A patented approach to modeling electronic failures

Barnaby’s recent work builds on experience in developing a patent through Arizona Technology Enterprises that models the impact or damage to the materials of an integrated circuit as a result of operational stress. The designer using this modeling technique can see operational stress effects in real time.
The patented method models the very tiny deep submicron transistors in complementary metal oxide semiconductors — CMOS circuits, the standard technology platform used in most integrated electronics today.
Defects build up in the circuit material at the deep submicron level as the circuit ages by a number of mechanisms, particularly the negative bias temperature instability and hot carrier injection causes of defects.
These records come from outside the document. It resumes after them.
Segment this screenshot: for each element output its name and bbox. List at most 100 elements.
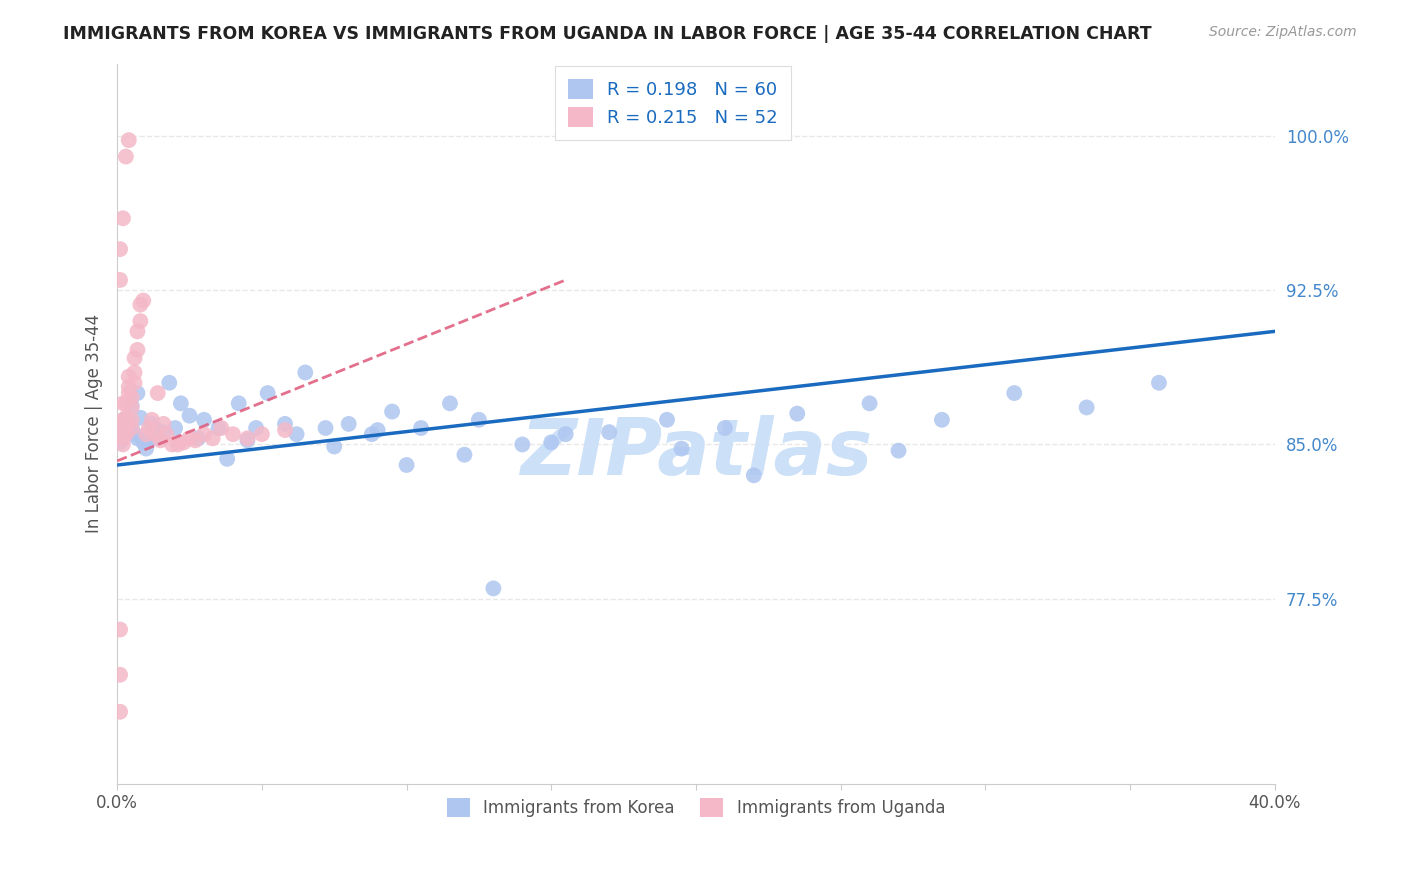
Point <box>786 407 808 421</box>
Text: ZIPatlas: ZIPatlas <box>520 415 872 491</box>
Point <box>395 458 418 472</box>
Point <box>118 386 141 401</box>
Point <box>124 427 146 442</box>
Point <box>222 427 245 442</box>
Point <box>108 242 131 256</box>
Point <box>127 386 149 401</box>
Point <box>111 431 134 445</box>
Point <box>193 427 215 442</box>
Point <box>554 427 576 442</box>
Point <box>187 431 209 445</box>
Point <box>236 434 259 448</box>
Point <box>135 427 157 442</box>
Point <box>858 396 880 410</box>
Point <box>132 435 155 450</box>
Point <box>127 324 149 338</box>
Point <box>655 413 678 427</box>
Legend: Immigrants from Korea, Immigrants from Uganda: Immigrants from Korea, Immigrants from U… <box>439 789 953 826</box>
Point <box>115 421 138 435</box>
Point <box>360 427 382 442</box>
Point <box>118 369 141 384</box>
Point <box>236 431 259 445</box>
Point <box>152 425 174 439</box>
Text: IMMIGRANTS FROM KOREA VS IMMIGRANTS FROM UGANDA IN LABOR FORCE | AGE 35-44 CORRE: IMMIGRANTS FROM KOREA VS IMMIGRANTS FROM… <box>63 25 1152 43</box>
Point <box>121 398 143 412</box>
Point <box>115 396 138 410</box>
Point <box>671 442 693 456</box>
Point <box>129 410 152 425</box>
Point <box>121 390 143 404</box>
Point <box>274 423 297 437</box>
Point <box>111 423 134 437</box>
Point <box>141 417 163 431</box>
Point <box>129 314 152 328</box>
Point <box>179 409 201 423</box>
Point <box>121 413 143 427</box>
Text: Source: ZipAtlas.com: Source: ZipAtlas.com <box>1209 25 1357 39</box>
Point <box>146 431 169 445</box>
Point <box>111 413 134 427</box>
Point <box>1076 401 1098 415</box>
Point <box>141 413 163 427</box>
Point <box>115 410 138 425</box>
Point <box>337 417 360 431</box>
Point <box>714 421 737 435</box>
Point <box>132 293 155 308</box>
Point <box>1002 386 1025 401</box>
Point <box>108 273 131 287</box>
Point <box>482 582 505 596</box>
Point <box>118 425 141 439</box>
Point <box>124 351 146 365</box>
Point <box>143 421 166 435</box>
Point <box>129 298 152 312</box>
Point <box>118 380 141 394</box>
Point <box>409 421 432 435</box>
Point <box>108 623 131 637</box>
Point <box>111 211 134 226</box>
Point <box>111 437 134 451</box>
Point <box>250 427 273 442</box>
Point <box>184 434 207 448</box>
Point <box>115 413 138 427</box>
Point <box>138 421 160 435</box>
Point <box>315 421 337 435</box>
Point <box>108 705 131 719</box>
Point <box>149 434 172 448</box>
Point <box>167 437 190 451</box>
Point <box>294 366 316 380</box>
Point <box>209 421 232 435</box>
Point <box>170 396 193 410</box>
Point <box>115 150 138 164</box>
Point <box>115 427 138 442</box>
Point <box>121 421 143 435</box>
Point <box>108 435 131 450</box>
Point <box>146 386 169 401</box>
Point <box>157 376 180 390</box>
Point <box>887 443 910 458</box>
Point <box>127 343 149 357</box>
Point <box>217 451 239 466</box>
Point <box>540 435 562 450</box>
Point <box>111 421 134 435</box>
Point <box>165 421 187 435</box>
Point <box>274 417 297 431</box>
Point <box>468 413 491 427</box>
Point <box>143 427 166 442</box>
Point <box>453 448 475 462</box>
Point <box>285 427 308 442</box>
Point <box>115 427 138 442</box>
Point <box>155 427 177 442</box>
Point <box>228 396 250 410</box>
Point <box>207 421 229 435</box>
Point <box>127 431 149 445</box>
Point <box>1147 376 1170 390</box>
Point <box>152 417 174 431</box>
Point <box>256 386 278 401</box>
Point <box>108 667 131 681</box>
Point <box>510 437 533 451</box>
Point <box>598 425 620 439</box>
Point <box>121 421 143 435</box>
Point <box>245 421 267 435</box>
Point <box>160 437 183 451</box>
Point <box>193 413 215 427</box>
As these defects build up they change the operation of the IC, causing reliability issues and, ultimately, failures.
Barnaby’s success with his modeling patent was helped by ASU’s relationship with software company Silvaco, which provides its software tools to universities through its Silvaco University Program.
“This industry collaboration gives us access to tools that let us do pretty advanced work for DARPA in reliability,” Barnaby said.
The company’s tools, such as its TCAD device simulation tool, are built with modeling in mind, in addition to product design.
“It enables me to model device physics as well as integrated circuits in a very flexible way,” Barnaby said.

Using Silvaco’s TCAD device simulation tool, Barnaby’s team can study advanced electronic devices, such as this FINFET, and model different mechanisms of reliability.

Kozicki (center) and Barnaby are researching new physical cybersecurity methods as part of a tri-university research project.
Barnaby is also working on electronic security beyond modeling with electrical engineering Professor Michael Kozicki, whom he’s previously worked with on radiation effects on space and medical electronics. Through the Exploiting Nanomaterials for End-to-End Cybersecurity Solutions project — a collaboration between ASU, Northern Arizona University and the University of Arizona that is funded through the Arizona Board of Regents Innovation Fund — they’re finding new ways to authenticate hardware for cybersecurity purposes.
They’re exploring a connection between Kozicki’s research in conductive bridging RAM memory technology and Programmable Metallization Cell technology, in which he holds several dozen key patents, to create “fingerprints” on electronics that will make them more secure.
“The flexibility of the technology allows us not only to address issues with space electronics, but also cybersecurity,” Barnaby said. “It’s a nice niche that complements our existing efforts with DARPA and NASA.”
Through Kozicki’s memory technology, they found two ways to derive uniquely identifying “fingerprints” on a chip, one via the electronic elements and another via the physical components.
The first exploits the inherent variability of the current flowing through switching devices. In the design process this variation at the nanoscale level is normally ignored, but Kozicki looks to the random nature of current variation to generate unique random codes to encrypt information.
The second uses dendrites, the metallic growths in a dielectric — a key material in CMOS — as a result of metal ion migration from the interconnections within the IC. Each dendrite is a unique and complex fractal pattern, which looks like a two-dimensional tree, and can be used as an identification mark for a specific chip.
“We specialize in using things that are normally avoided by the industry and use them to good effect,” said Kozicki, the principal investigator on the project.
They aim to leverage their expertise in electronic materials and devices combined with NAU’s cybersecurity strengths and UA’s optical processing strengths to develop new cybersecurity methods to prevent theft and corruption of information and keep counterfeit parts out of critical applications such as aircraft, cars and medical devices.